Ingredients

2 plum tomatoes (6 ounces) 

3 tablespoons extra-virgin olive oil 

1/2 teaspoon cumin seeds 

2 to 3 teaspoons crumbled dried red chiles 

3/4 cup coarsely chopped yellow onion (1 medium onion) 

2 tablespoons coarsely chopped garlic (about 2 large cloves) 

1 tablespoon coarsely chopped fresh ginger 

3/4 teaspoon coarse salt 

2 tablespoons coarsely chopped fresh cilantro 

1/2 teaspoon rice vinegar 

Preparation

Bring a saucepan of water to a boil. Add tomatoes, and cook until soft, about 5 minutes. Drain, and let cool slightly. Squeeze juice and seeds from tomatoes over a small bowl, and reserve. Coarsely chop tomato flesh.
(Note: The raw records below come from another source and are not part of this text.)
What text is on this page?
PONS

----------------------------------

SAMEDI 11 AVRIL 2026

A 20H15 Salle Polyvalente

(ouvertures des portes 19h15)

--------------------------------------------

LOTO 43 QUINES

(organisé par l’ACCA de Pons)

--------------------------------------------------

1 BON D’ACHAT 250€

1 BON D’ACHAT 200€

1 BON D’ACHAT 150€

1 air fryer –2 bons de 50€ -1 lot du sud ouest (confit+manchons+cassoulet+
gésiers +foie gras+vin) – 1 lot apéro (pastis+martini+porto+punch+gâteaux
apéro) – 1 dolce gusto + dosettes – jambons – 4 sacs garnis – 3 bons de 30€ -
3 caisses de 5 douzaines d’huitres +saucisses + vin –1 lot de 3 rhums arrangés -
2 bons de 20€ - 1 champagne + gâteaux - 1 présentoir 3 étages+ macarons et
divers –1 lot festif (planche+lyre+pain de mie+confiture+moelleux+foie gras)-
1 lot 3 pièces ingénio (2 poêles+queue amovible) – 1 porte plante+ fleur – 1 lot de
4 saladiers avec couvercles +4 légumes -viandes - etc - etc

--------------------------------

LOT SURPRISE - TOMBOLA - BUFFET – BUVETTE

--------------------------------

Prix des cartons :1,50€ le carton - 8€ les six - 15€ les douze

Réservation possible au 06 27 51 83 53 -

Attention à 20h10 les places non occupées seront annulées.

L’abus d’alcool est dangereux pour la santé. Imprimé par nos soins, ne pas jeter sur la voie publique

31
Heat oil in a skillet over medium-high heat. Add cumin and chiles, and cook until chiles darken and become fragrant, about 1 minute. Add onion, garlic, and ginger, and cook until golden brown, about 3 minutes. Reduce heat to medium, and cook for 2 minutes. Add chopped tomatoes and salt, and cook for 2 minutes. Stir in reserved tomato juice and seeds, and cook until almost all of the liquid has evaporated, about 2 minutes. Remove from heat, and let cool slightly.

Puree mixture with the cilantro in a food processor until smooth. Add vinegar and more salt if desired. Sauce can be refrigerated in an airtight container for up to 2 weeks; bring to room temperature before serving.